Question 11: Do you have additional information or evidence on:

a. Potential impacts of increased restrictions as set out in options one to three?

b. Potential barriers to implementation for options one to three?

Question 12: In options one, two and three, do you think there should be different restrictions on hunting trophies obtained from; wild animals, captive-bred animals or animals involved in canned hunting?

a. Yes 

b. No

Add any comments (If a.) i. hunting trophies from captive-bred animals (including canned) should have additional controls ii. hunting trophies from wild animals should have additional controls iii. Other

Question 13: For options one, two and three, do you think there should be any exemptions considered? Please state your reasons why.

a. Yes

b. No

c. Please add any comments

Enforcement:

At ports, Border Force is currently responsible for enforcing prohibitions and restrictions on certain goods being imported into or exported from the UK. To do this effectively, it has been granted enforcement powers, including the power to seize and to detain goods.

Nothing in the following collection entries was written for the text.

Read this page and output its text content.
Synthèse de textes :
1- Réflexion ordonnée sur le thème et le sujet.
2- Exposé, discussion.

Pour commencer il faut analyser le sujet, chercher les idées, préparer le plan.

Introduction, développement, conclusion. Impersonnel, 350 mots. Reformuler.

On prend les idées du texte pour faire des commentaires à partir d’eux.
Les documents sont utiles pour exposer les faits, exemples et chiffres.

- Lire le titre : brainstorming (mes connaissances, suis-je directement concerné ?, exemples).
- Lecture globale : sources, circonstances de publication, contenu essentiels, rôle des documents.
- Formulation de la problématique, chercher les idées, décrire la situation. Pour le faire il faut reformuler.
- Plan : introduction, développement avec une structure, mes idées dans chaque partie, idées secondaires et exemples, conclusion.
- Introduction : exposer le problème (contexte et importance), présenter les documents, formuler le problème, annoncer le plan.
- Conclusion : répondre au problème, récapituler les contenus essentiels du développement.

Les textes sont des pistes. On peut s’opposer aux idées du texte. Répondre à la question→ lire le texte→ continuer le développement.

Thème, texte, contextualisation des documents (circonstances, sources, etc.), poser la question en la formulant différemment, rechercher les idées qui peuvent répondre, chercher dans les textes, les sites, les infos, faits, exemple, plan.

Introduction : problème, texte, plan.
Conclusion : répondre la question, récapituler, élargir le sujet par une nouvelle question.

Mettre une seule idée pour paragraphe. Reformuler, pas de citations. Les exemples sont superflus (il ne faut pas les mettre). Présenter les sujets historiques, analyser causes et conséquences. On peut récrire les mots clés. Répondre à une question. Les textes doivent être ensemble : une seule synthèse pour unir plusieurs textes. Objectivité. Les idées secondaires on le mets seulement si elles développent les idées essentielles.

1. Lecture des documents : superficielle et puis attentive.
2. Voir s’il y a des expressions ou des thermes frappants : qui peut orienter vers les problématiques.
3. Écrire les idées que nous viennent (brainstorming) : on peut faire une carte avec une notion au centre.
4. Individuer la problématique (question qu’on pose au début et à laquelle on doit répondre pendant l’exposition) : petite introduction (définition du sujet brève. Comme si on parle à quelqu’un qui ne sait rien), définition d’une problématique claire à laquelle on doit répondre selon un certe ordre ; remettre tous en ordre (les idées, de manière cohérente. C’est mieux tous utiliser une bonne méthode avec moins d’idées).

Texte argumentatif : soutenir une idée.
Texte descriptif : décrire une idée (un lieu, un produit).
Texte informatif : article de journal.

We propose Border Force would use its existing powers to enforce at the UK border any new prohibitions placed on the import or export of hunting trophies introduced following this consultation. Away from the UK border, we would ensure that the police would have the necessary powers to enforce any new prohibitions. Where other authorised persons (such as APHA compliance officers) are required to enforce any new prohibitions, we would ensure that they would have the necessary powers to do so.

Where the option taken forward involves new prohibitions being put in place, we propose a mixed regime of civil and criminal sanctions for breaches of those prohibitions. We propose that any new criminal sanctions would be consistent with existing offences under the Control of Trade in Endangered Species Regulations 2018 (COTES). For instance, those found guilty of a criminal offence under COTES are liable to a fine and/or a maximum prison sentence of up to five years.

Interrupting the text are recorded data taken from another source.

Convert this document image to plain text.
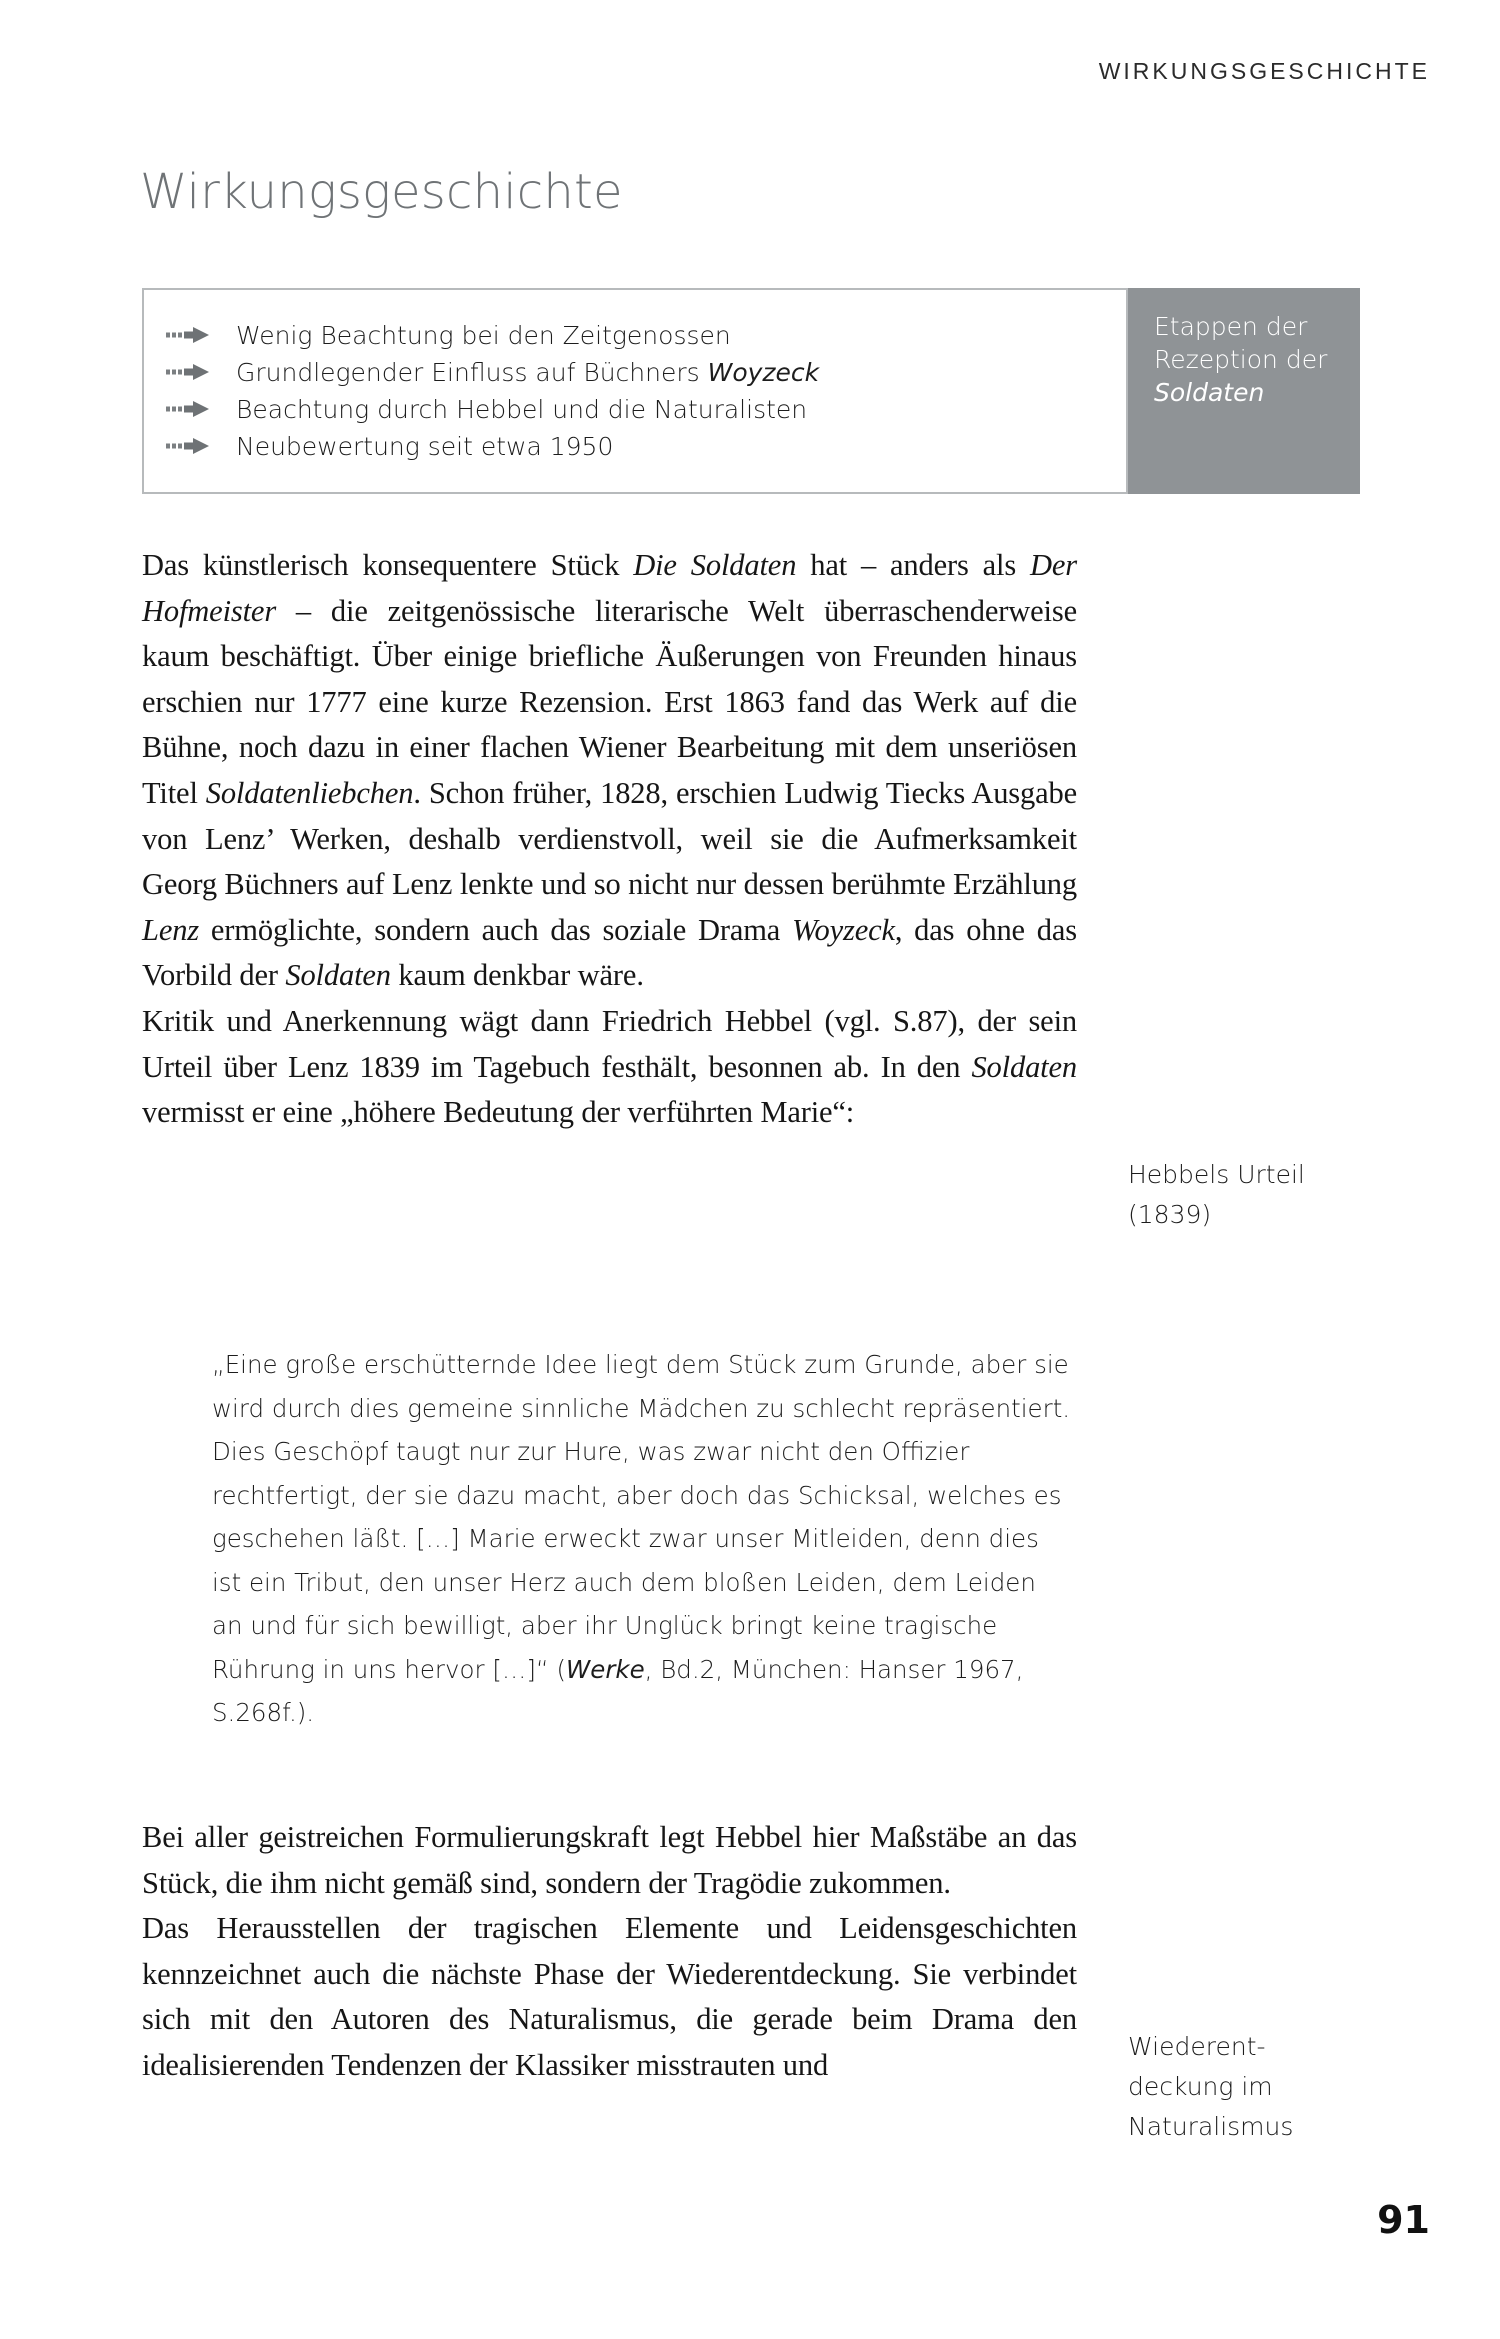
WIRKUNGSGESCHICHTE
Wirkungsgeschichte
Wenig Beachtung bei den Zeitgenossen
Grundlegender Einfluss auf Büchners Woyzeck
Beachtung durch Hebbel und die Naturalisten
Neubewertung seit etwa 1950
Etappen der
Rezeption der
Soldaten

Das künstlerisch konsequentere Stück Die Soldaten hat – anders als Der Hofmeister – die zeitgenössische literarische Welt überraschenderweise kaum beschäftigt. Über einige briefliche Äußerungen von Freunden hinaus erschien nur 1777 eine kurze Rezension. Erst 1863 fand das Werk auf die Bühne, noch dazu in einer flachen Wiener Bearbeitung mit dem unseriösen Titel Soldatenliebchen. Schon früher, 1828, erschien Ludwig Tiecks Ausgabe von Lenz’ Werken, deshalb verdienstvoll, weil sie die Aufmerksamkeit Georg Büchners auf Lenz lenkte und so nicht nur dessen berühmte Erzählung Lenz ermöglichte, sondern auch das soziale Drama Woyzeck, das ohne das Vorbild der Soldaten kaum denkbar wäre.

Kritik und Anerkennung wägt dann Friedrich Hebbel (vgl. S.87), der sein Urteil über Lenz 1839 im Tagebuch festhält, besonnen ab. In den Soldaten vermisst er eine „höhere Bedeutung der verführten Marie“:

Bei aller geistreichen Formulierungskraft legt Hebbel hier Maßstäbe an das Stück, die ihm nicht gemäß sind, sondern der Tragödie zukommen.

Das Herausstellen der tragischen Elemente und Leidensgeschichten kennzeichnet auch die nächste Phase der Wiederentdeckung. Sie verbindet sich mit den Autoren des Naturalismus, die gerade beim Drama den idealisierenden Tendenzen der Klassiker misstrauten und

„Eine große erschütternde Idee liegt dem Stück zum Grunde, aber sie wird durch dies gemeine sinnliche Mädchen zu schlecht repräsentiert. Dies Geschöpf taugt nur zur Hure, was zwar nicht den Offizier rechtfertigt, der sie dazu macht, aber doch das Schicksal, welches es geschehen läßt. […] Marie erweckt zwar unser Mitleiden, denn dies ist ein Tribut, den unser Herz auch dem bloßen Leiden, dem Leiden an und für sich bewilligt, aber ihr Unglück bringt keine tragische Rührung in uns hervor […]“ (Werke, Bd.2, München: Hanser 1967, S.268f.).
Hebbels Urteil (1839)
Wiederent- deckung im Naturalismus
91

Similarly, we propose that any new civil sanctions would also be consistent with those found in COTES and would include: compliance notices, monetary penalties, enforcement undertakings, and non-compliance penalties. The type and level of civil penalty applied would be dependent on the type and severity of the offence. An existing regulatory body would be responsible for imposing civil sanctions.

Question 14: Do you agree with our proposed enforcement regime?